One of the disadvantages of prose media like blogs is that it doesn’t allow you to take a dramatic pause as you might on television. I will ask you to share my sense of disbelief in a moment of silence.
Over the years I have heard my friend discuss her friends who have made it clear that they would cease any social interaction if the level of discussion of my friend’s lost child didn’t decrease or end entirely. After hearing similar stories for years I read a blog that my friend wrote; there have been a few blogs where she has tried to get a handle on what she has been feeling for the last eight years, to make sense out of something that defies sense. While her blogs have been heartbreaking, the last one evoked another volatile emotion from, one beyond sadness: Anger.
By reading this particular blog it became clear to me that part of coming to terms with her loss and its aftermath involve resolving the complaints of her friends in her own mind, seeking the best outcome. To me it seem like it’s asking an awful lot to add that trivial bit of her friend’s narcissism to her tottering plate.

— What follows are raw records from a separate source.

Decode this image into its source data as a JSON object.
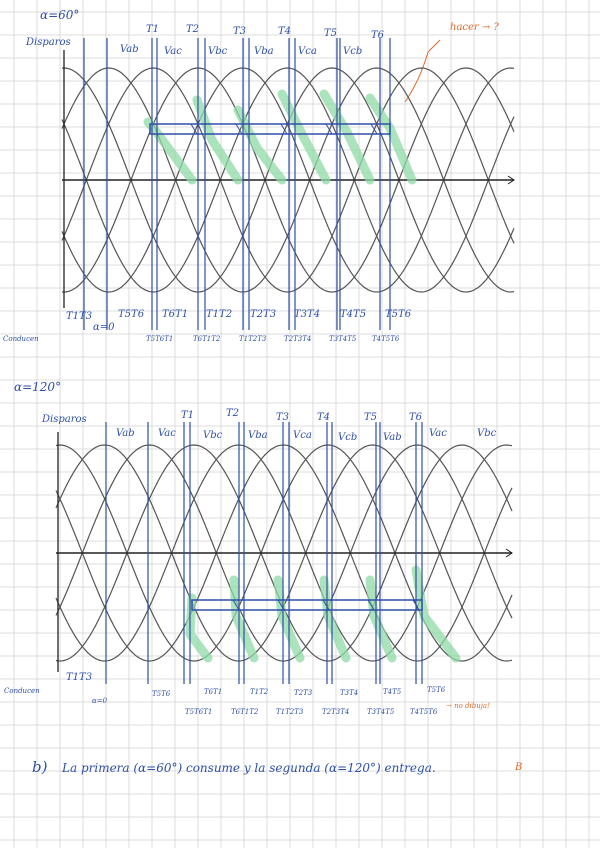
{
  "sections": [
    {
      "alpha_label": "α=60°",
      "disparos_label": "Disparos",
      "top_voltage_labels": [
        "Vab",
        "Vac",
        "Vbc",
        "Vba",
        "Vca",
        "Vcb"
      ],
      "thyristor_labels": [
        "T1",
        "T2",
        "T3",
        "T4",
        "T5",
        "T6"
      ],
      "bottom_pairs": [
        "T1T3",
        "T5T6",
        "T6T1",
        "T1T2",
        "T2T3",
        "T3T4",
        "T4T5",
        "T5T6"
      ],
      "commutation_labels": [
        "T5T6T1",
        "T6T1T2",
        "T1T2T3",
        "T2T3T4",
        "T3T4T5",
        "T4T5T6"
      ],
      "alpha_zero": "α=0",
      "conducen_label": "Conducen",
      "annotation": "hacer → ?"
    },
    {
      "alpha_label": "α=120°",
      "disparos_label": "Disparos",
      "top_voltage_labels": [
        "Vab",
        "Vac",
        "Vbc",
        "Vba",
        "Vca",
        "Vcb",
        "Vab",
        "Vac",
        "Vbc"
      ],
      "thyristor_labels": [
        "T1",
        "T2",
        "T3",
        "T4",
        "T5",
        "T6"
      ],
      "bottom_pairs": [
        "T1T3",
        "T5T6",
        "T6T1",
        "T1T2",
        "T2T3",
        "T3T4",
        "T4T5",
        "T5T6"
      ],
      "commutation_labels": [
        "T5T6T1",
        "T6T1T2",
        "T1T2T3",
        "T2T3T4",
        "T3T4T5",
        "T4T5T6"
      ],
      "alpha_zero": "α=0",
      "conducen_label": "Conducen",
      "annotation": "→ no dibuja!"
    }
  ],
  "answer": {
    "marker": "b)",
    "text": "La primera (α=60°) consume y la segunda (α=120°) entrega.",
    "end_mark": "B"
  },
  "colors": {
    "ink_blue": "#2f4fa8",
    "curve_gray": "#555555",
    "highlight_green": "#8fd9a6",
    "annotation_orange": "#e06a2a",
    "grid_line": "#d3d3d3"
  }
}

Here is where I editorialize, though to me it sounds like something as obvious as the presence of oxygen in our atmosphere. The miracle of life is…life. Without children the human race will end. And so, as part of our grace, most of us are given the desire to bring children into our lives, sacrificing everything to give those children the chance to live a full and meaningful life. While there are a few unfortunate individuals who lack maternal or paternal instinct, our gateway to life, past and future, is our ties to our children. Consider for a moment that God has passed His grace on to us through the tie to our children’s well being and often through the tie to children who we adopt or even take under our wing.

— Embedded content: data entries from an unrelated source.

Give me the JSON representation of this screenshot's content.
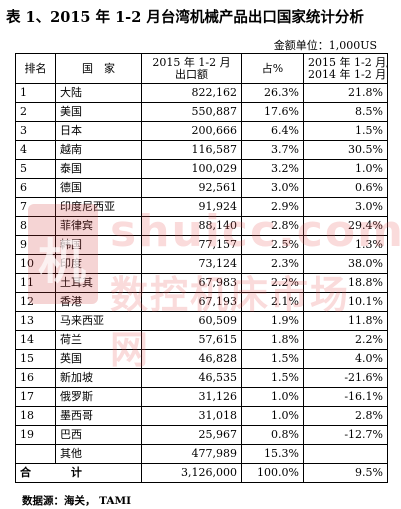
{
  "title": "表 1、2015 年 1-2 月台湾机械产品出口国家统计分析",
  "unit": "金额单位：1,000US",
  "headers": {
    "rank": "排名",
    "country": "国　家",
    "amount_line1": "2015 年 1-2 月",
    "amount_line2": "出口额",
    "share": "占%",
    "change_line1": "2015 年 1-2 月/",
    "change_line2": "2014 年 1-2 月"
  },
  "rows": [
    {
      "rank": "1",
      "country": "大陆",
      "amount": "822,162",
      "share": "26.3%",
      "change": "21.8%"
    },
    {
      "rank": "2",
      "country": "美国",
      "amount": "550,887",
      "share": "17.6%",
      "change": "8.5%"
    },
    {
      "rank": "3",
      "country": "日本",
      "amount": "200,666",
      "share": "6.4%",
      "change": "1.5%"
    },
    {
      "rank": "4",
      "country": "越南",
      "amount": "116,587",
      "share": "3.7%",
      "change": "30.5%"
    },
    {
      "rank": "5",
      "country": "泰国",
      "amount": "100,029",
      "share": "3.2%",
      "change": "1.0%"
    },
    {
      "rank": "6",
      "country": "德国",
      "amount": "92,561",
      "share": "3.0%",
      "change": "0.6%"
    },
    {
      "rank": "7",
      "country": "印度尼西亚",
      "amount": "91,924",
      "share": "2.9%",
      "change": "3.0%"
    },
    {
      "rank": "8",
      "country": "菲律宾",
      "amount": "88,140",
      "share": "2.8%",
      "change": "29.4%"
    },
    {
      "rank": "9",
      "country": "韩国",
      "amount": "77,157",
      "share": "2.5%",
      "change": "1.3%"
    },
    {
      "rank": "10",
      "country": "印度",
      "amount": "73,124",
      "share": "2.3%",
      "change": "38.0%"
    },
    {
      "rank": "11",
      "country": "土耳其",
      "amount": "67,983",
      "share": "2.2%",
      "change": "18.8%"
    },
    {
      "rank": "12",
      "country": "香港",
      "amount": "67,193",
      "share": "2.1%",
      "change": "10.1%"
    },
    {
      "rank": "13",
      "country": "马来西亚",
      "amount": "60,509",
      "share": "1.9%",
      "change": "11.8%"
    },
    {
      "rank": "14",
      "country": "荷兰",
      "amount": "57,615",
      "share": "1.8%",
      "change": "2.2%"
    },
    {
      "rank": "15",
      "country": "英国",
      "amount": "46,828",
      "share": "1.5%",
      "change": "4.0%"
    },
    {
      "rank": "16",
      "country": "新加坡",
      "amount": "46,535",
      "share": "1.5%",
      "change": "-21.6%"
    },
    {
      "rank": "17",
      "country": "俄罗斯",
      "amount": "31,126",
      "share": "1.0%",
      "change": "-16.1%"
    },
    {
      "rank": "18",
      "country": "墨西哥",
      "amount": "31,018",
      "share": "1.0%",
      "change": "2.8%"
    },
    {
      "rank": "19",
      "country": "巴西",
      "amount": "25,967",
      "share": "0.8%",
      "change": "-12.7%"
    },
    {
      "rank": "",
      "country": "其他",
      "amount": "477,989",
      "share": "15.3%",
      "change": ""
    }
  ],
  "total": {
    "label": "合 计",
    "amount": "3,126,000",
    "share": "100.0%",
    "change": "9.5%"
  },
  "source": "数据源：海关， TAMI",
  "watermark": {
    "url": "shuicc.com",
    "cn": "数控机床市场网",
    "logo": "机"
  },
  "colors": {
    "watermark": "#e05a5a"
  }
}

Grace, as stated in both testaments is also earned through our commitment to help those who’s lives might be as good as our, both in terms of quality of life and financial security. If we are to take care of our brother’s and sisters under all circumstances, I find it hard to believe that the list of tradgedies that call for our grace and aid wouldn’t include the loss of a child. Doing anything else seems to me to be the most selfish of behavior.
It makes me wonder what type of grace these friends subscribe to in the face of a death? It’s a false kind of grace that shields the owner from the disturbing reality that in God’s world awful things happen and that we need to be ready to buttress anyone who has the misfortune to be the victim of loss. We all owe each other that much.

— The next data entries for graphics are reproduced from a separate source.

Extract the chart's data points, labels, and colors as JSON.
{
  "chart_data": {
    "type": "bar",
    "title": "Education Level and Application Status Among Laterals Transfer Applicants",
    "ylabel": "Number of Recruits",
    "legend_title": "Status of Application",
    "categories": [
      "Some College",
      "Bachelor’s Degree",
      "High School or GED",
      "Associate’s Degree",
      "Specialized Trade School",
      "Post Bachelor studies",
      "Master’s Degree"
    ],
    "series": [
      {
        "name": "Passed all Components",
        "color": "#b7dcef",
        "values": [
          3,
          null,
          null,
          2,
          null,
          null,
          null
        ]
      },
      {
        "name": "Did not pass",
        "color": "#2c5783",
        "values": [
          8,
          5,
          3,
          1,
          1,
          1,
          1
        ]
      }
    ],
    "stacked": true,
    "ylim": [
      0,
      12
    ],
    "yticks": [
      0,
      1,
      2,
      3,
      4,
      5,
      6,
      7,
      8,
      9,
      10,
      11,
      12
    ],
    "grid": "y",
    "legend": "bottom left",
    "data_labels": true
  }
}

No matter what how you look at it, this bizarre condescension from people who lives and families are intact toward people who have been devastated by a tragedy is a form of social Darwinism with no place in faith or the lives of ethical people. We have become a conspicuous consumption centric society, full of people who emphasize prosperity and success over the values we are taught by our clerics and our teachers. No so coincidentally, Pope Francis, in his trip to the US has spent hours of his short trip serving in a food kitchen and washing the feet of prisoners. Our scripture is full of statements that emphasize generosity over our own comfort.
As for my friend who has dealt with her loss bravely and with generosity for others who have experienced similar loss, no good explanation for her tragedy has materialized; she lives in a world of constant doubt and confusion. For those who seem “oh so weary” of her devastating travesty, ask yourself what you would require were you to lose your young child. Those with the smallest shred of faith and morality would be able to answer this in a second. I leave it to you to figure this out and to remember “there but for the Grace of God go you”.
The sad reality is that my friend still feels the same connection to her daughter and can’t simply turn off her connection for the child she gave birth to. This grace is not meant to go away and so she must find a way to express it. Strange, in a world where we are used to logical explanations for the knottiest of problems. But there is no surgical adjustment that God or our biological make up offers us to simply “stop caring”.
How this is missed by so many astounds me. I consign these people to ugly dark place they inhabit. And I leave my phone number available to people who’ve experienced horrors as my friend has.